Wednesday, October 20, 2021

What it was like on the wrong side of addiction


Whether it’s dependence or addiction, for me, is a moot point.  When taking a substance or engaging in a practice becomes something you can’t stop, that’s a problem.

For me, I cast my mind back to September 2003 and beyond, especially the previous two years when I was focused that much on my career, I used alcohol and at times cannabis and tobacco mainly at weekends but occasionally during the week to manage the stress of many work pressures.  It was a cosmic irony that at the time I coordinated an alcohol and other drug program for the oil company I worked for!

These are some of the costs I bore in those times:

§     I compromised as a father and always felt guilty that I drank more than I should have much more often than I should have

§     I let down a marriage partner who held out year after year that I’d reform my ways and not continually spend hard earned dollars on the drink

§     the cycle of guilt that would ravage me on Monday and Friday mornings as I drove into work in the company four-wheel drive knowing, that though I would have registered zero BAC, I was feeling the after effects of drinking the night before

§     though I never really got the jitters, I’d be seriously concerned that co-workers could smell the alcohol on me, through my pores, and this meant that subconsciously I felt like a hypocrite

§     ironically, it was most when I was inebriated that I dreamt of being in control of my life, and I knew as long as alcohol was a part of my life those dreams were just that—dreams, that may never have been realised

§     I constantly planned the next ‘escape’, never realising I wasn’t escaping work or finding my way to peace, but I was escaping the pain that simply needed to be faced (as soon as you face the pain, though it hurts, you realise you CAN do it)

The worst thing that happened to me proved to be the best thing.  The moment my first marriage dissolved in an instant (that’s a whole other story) was the very moment that GOD got my attention.  I’d been faking it for nearly 13 years.  Suddenly I was in a position where—having lost basically everything—I set a 180-degree course correction.  I’d toyed with the idea of doing AA for years, always rationalising that I could stop drinking on my own (I never did).

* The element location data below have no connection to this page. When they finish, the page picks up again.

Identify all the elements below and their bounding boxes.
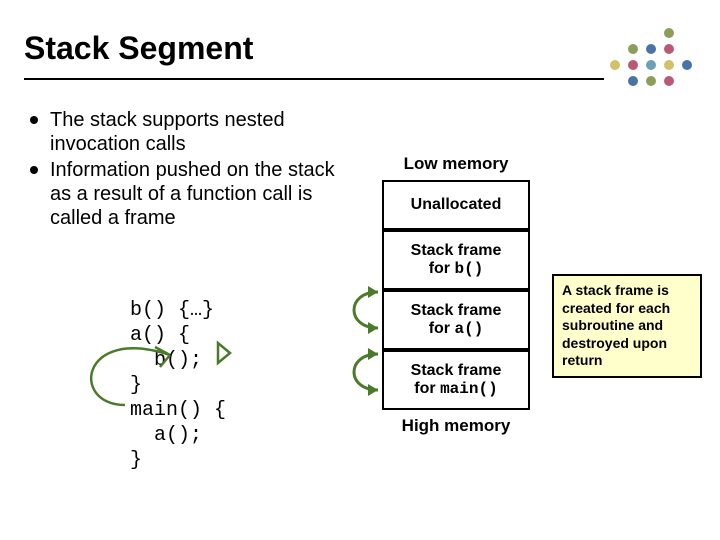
cell-text: Unallocated	[411, 196, 502, 213]
cell-text: Stack frame	[390, 302, 522, 320]
list-item: Information pushed on the stack as a res…	[30, 158, 360, 230]
stack-cell-a: Stack frame for a()	[382, 290, 530, 350]
cell-text-prefix: for	[429, 320, 455, 337]
stack-cell-b: Stack frame for b()	[382, 230, 530, 290]
return-arrow-a-main	[340, 342, 384, 402]
cell-text: Stack frame	[390, 362, 522, 380]
stack-cell-unallocated: Unallocated	[382, 180, 530, 230]
bullet-list: The stack supports nested invocation cal…	[30, 108, 360, 232]
title-underline	[24, 78, 604, 80]
bullet-icon	[30, 116, 38, 124]
return-arrow-b-a	[340, 280, 384, 340]
slide-title: Stack Segment	[24, 30, 253, 67]
memory-stack-diagram: Low memory Unallocated Stack frame for b…	[382, 148, 530, 442]
bullet-text: The stack supports nested invocation cal…	[50, 108, 360, 156]
cell-mono: a()	[454, 320, 483, 338]
low-memory-label: Low memory	[382, 154, 530, 174]
cell-text-prefix: for	[429, 260, 455, 277]
list-item: The stack supports nested invocation cal…	[30, 108, 360, 156]
stack-cell-main: Stack frame for main()	[382, 350, 530, 410]
cell-text-prefix: for	[414, 380, 440, 397]
bullet-text: Information pushed on the stack as a res…	[50, 158, 360, 230]
cell-mono: b()	[454, 260, 483, 278]
cell-mono: main()	[440, 380, 498, 398]
high-memory-label: High memory	[382, 416, 530, 436]
bullet-icon	[30, 166, 38, 174]
cell-text: Stack frame	[390, 242, 522, 260]
decorative-dot-grid	[610, 28, 696, 90]
code-listing: b() {…} a() { b(); } main() { a(); }	[130, 298, 226, 473]
annotation-note: A stack frame is created for each subrou…	[552, 274, 702, 378]
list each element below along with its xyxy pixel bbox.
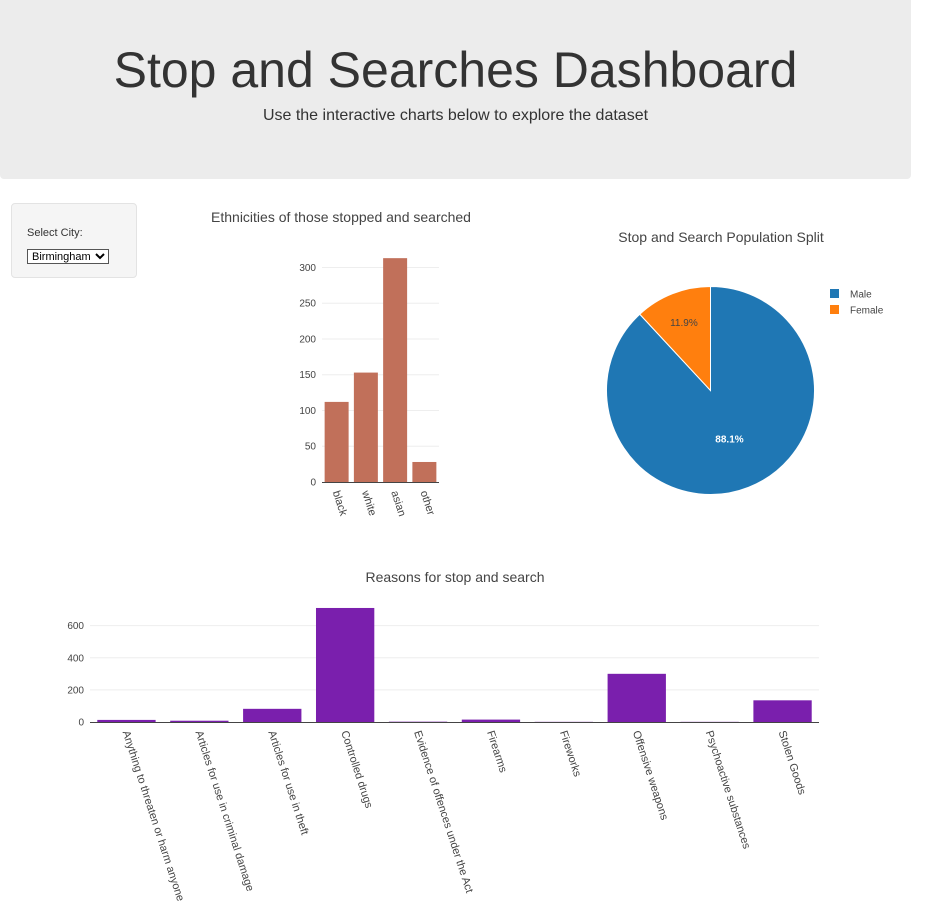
eth-x-tick-label: asian [388,489,408,518]
rsn-bar-offensive-weapons[interactable] [607,673,666,722]
eth-x-tick-label: other [418,489,437,517]
rsn-bar-firearms[interactable] [461,719,521,722]
eth-bar-black[interactable] [324,401,349,482]
eth-bar-other[interactable] [412,461,437,482]
rsn-bar-stolen-goods[interactable] [753,700,812,722]
eth-bar-white[interactable] [353,372,378,482]
pie-chart-title: Stop and Search Population Split [618,229,824,245]
rsn-x-tick-label: Stolen Goods [776,729,808,797]
rsn-bar-anything-to-threaten-or-harm-anyone[interactable] [97,719,156,722]
rsn-y-tick-label: 400 [67,653,84,664]
page-title: Stop and Searches Dashboard [113,42,798,98]
city-select[interactable]: Birmingham [27,249,109,264]
ethnicity-chart-title: Ethnicities of those stopped and searche… [211,209,471,225]
rsn-x-tick-label: Firearms [484,729,509,774]
eth-y-tick-label: 100 [299,406,316,417]
pie-slice-female[interactable] [639,285,711,392]
eth-bar-asian[interactable] [383,258,408,482]
eth-y-tick-label: 50 [305,442,317,453]
eth-x-tick-label: white [359,488,379,517]
eth-y-tick-label: 300 [299,263,316,274]
rsn-x-tick-label: Controlled drugs [338,729,375,810]
rsn-x-tick-label: Fireworks [557,729,583,779]
legend-swatch-female[interactable] [830,305,839,314]
city-filter-panel: Select City: Birmingham [11,203,137,278]
city-select-label: Select City: [27,227,83,239]
rsn-y-tick-label: 0 [78,718,84,729]
rsn-bar-articles-for-use-in-theft[interactable] [243,708,302,722]
eth-y-tick-label: 250 [299,299,316,310]
legend-swatch-male[interactable] [830,289,839,298]
rsn-bar-articles-for-use-in-criminal-damage[interactable] [170,720,229,722]
page-subtitle: Use the interactive charts below to expl… [262,107,649,124]
rsn-x-tick-label: Articles for use in theft [265,729,310,836]
eth-y-tick-label: 200 [299,334,316,345]
rsn-y-tick-label: 600 [67,621,84,632]
header-banner: Stop and Searches Dashboard Use the inte… [0,0,911,179]
rsn-x-tick-label: Articles for use in criminal damage [192,729,255,893]
rsn-x-tick-label: Evidence of offences under the Act [411,729,475,894]
rsn-x-tick-label: Anything to threaten or harm anyone [120,729,187,903]
legend-label-male[interactable]: Male [850,290,872,301]
rsn-x-tick-label: Offensive weapons [630,729,670,822]
eth-x-tick-label: black [330,489,350,518]
rsn-y-tick-label: 200 [67,685,84,696]
reasons-chart-title: Reasons for stop and search [366,569,545,585]
pie-slice-label: 88.1% [715,434,743,445]
eth-y-tick-label: 150 [299,370,316,381]
rsn-x-tick-label: Psychoactive substances [703,729,753,851]
pie-slice-male[interactable] [606,285,815,495]
pie-slice-label: 11.9% [670,318,698,329]
legend-label-female[interactable]: Female [850,306,884,317]
eth-y-tick-label: 0 [310,478,316,489]
rsn-bar-controlled-drugs[interactable] [315,607,375,722]
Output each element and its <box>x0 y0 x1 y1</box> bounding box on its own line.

Upon submitting to the complete AA way of doing things, I learned the value of community (I desperately needed to be around others who knew what it was like to be broken!), my need of a boots ‘n’ all recovery, and the heart that resides behind service.  Once I’d engaged wholeheartedly in the Steps, I soon realised that I was on the most ardent of spiritual journeys.  I was embraced by the church, then put into leadership where I could be mentored and guided, where I was surrounded by much wiser people than I was.

I never looked back once I worked out that there was really no way back to that old life.  I simply had to move forward.  Not that I didn’t hate it.  It was the worst grief I’ve ever experienced.  BUT I was propelled forward on a journey (at the time I loathed the word ‘journey’!) that insisted on faith.

The weirdest thing about that journey was it was a homogenous blend of brokenness and victory.  Brokenness because of the grief I suffered in losing so much, but victory through a spiritual conquest that saw me go from strength to strength because of my weakness.

If you have a problem with alcohol, drugs, addictive practices, remember the role of guilt and shame in the cycles of impulsion and compulsion will make it impossible for you to overcome these problems in your own strength.

Overcoming addiction is the easiest hardest thing.  There’s a way that works every time.

The more we seek help in humility, 
the more we depend on a proven recovery process, 
the more truthful we are about our pain,
the more we hold ourselves accountable,
and the more do it one day at a time,
the more we reach out for help when we’re weak,
the more we forge for ourselves a brand-new path.

Why do I write this kind of article?  It’s for those who now are like I was 18 years ago.

I prospered because people invested time in me by listening to me.  They helped by supporting me as I did my work.  Like it is for us all, it’s only me-myself-I who can do the work, but we do need support.

When you receive support when you really need it, you want to sow that support forward.